There was once a time when a comedy about the holocaust would have been considered an audaciously brave and/or audaciously stupid move. Unfortunately for Jakob The Liar, the conclusion of that particular period in cinema history occurred a year earlier, with the release of Roberto Benigni's Life Is Beautiful.
As a result, what would otherwise have been, if nothing else, at least controversial, simply comes across as a vehicle for Robin Williams at his most unpleasantly sentimental. The artist formerly known as Mork plays the economically truthful Jakob, a mild-mannered Jewish baker-cum-boxing manager who we discover failing to make ends meet in a Polish ghetto towards the end of World War II. After accidentally learning that Germany is losing the battle for the Eastern front, Williams spreads the good news - and before you can say, "Goooooooooood morning, Warsaw!" the entire community is under the misapprehension that he has somehow saved a radio from Nazi confiscation.
Which presents something of a dilemma for our supposedly unheroic hero. Should he tell the truth and destroy his increasingly suicidal friends last hopes? Or should he risk execution by pretending that he does have a radio, enabling him to do a lot of funny voices behind a screen for the entertainment of the cute little concentration camp-escaping munchkin that he stumbled across way back in Act One?

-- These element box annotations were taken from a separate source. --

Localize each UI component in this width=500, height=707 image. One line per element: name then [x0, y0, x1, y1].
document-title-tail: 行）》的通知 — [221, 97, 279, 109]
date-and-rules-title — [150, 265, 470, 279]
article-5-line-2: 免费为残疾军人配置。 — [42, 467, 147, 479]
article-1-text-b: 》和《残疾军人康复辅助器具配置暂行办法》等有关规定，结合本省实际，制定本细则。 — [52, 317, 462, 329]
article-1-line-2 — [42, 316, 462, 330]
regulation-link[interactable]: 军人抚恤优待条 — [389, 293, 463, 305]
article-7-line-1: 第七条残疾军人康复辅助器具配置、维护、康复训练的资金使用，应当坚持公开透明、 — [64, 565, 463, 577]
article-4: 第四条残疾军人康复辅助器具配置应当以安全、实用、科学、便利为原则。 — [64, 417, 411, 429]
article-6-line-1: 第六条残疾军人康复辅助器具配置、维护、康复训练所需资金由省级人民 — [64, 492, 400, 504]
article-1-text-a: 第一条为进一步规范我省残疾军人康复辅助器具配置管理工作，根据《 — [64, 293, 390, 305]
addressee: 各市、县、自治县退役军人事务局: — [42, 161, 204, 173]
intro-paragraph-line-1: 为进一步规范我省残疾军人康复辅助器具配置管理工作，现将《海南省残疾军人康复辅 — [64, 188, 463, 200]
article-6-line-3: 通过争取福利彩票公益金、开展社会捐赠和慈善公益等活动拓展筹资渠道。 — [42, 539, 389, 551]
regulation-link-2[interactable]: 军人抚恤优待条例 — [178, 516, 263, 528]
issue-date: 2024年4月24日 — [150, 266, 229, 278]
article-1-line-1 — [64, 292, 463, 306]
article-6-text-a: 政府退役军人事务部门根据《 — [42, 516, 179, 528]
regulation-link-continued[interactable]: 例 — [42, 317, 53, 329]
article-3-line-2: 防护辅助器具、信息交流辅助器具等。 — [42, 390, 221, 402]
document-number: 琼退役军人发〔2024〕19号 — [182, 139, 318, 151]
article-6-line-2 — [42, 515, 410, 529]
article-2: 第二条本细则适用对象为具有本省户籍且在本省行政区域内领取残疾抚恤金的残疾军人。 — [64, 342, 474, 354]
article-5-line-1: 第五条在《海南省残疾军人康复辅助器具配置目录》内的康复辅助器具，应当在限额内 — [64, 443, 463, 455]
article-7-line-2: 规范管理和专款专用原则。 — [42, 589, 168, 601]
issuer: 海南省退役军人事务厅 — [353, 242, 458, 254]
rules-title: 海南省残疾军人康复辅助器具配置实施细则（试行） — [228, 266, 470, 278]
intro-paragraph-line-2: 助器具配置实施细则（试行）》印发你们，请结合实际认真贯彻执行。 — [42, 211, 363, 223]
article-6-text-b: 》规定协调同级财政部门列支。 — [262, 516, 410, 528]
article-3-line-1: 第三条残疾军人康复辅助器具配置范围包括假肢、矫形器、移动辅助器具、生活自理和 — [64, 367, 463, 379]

Anyone who bets on the first option has clearly never seen a Robin Williams movie - although they would certainly be well advised not to make this their first. Since it was based on a book by camp survivor Jurek Becker - Jacob Le Menteur - no one could argue that director Kassovitz's intentions are less than noble. But as entertainment, the end product is as turgid a film about mass genocide as we are ever likely to see.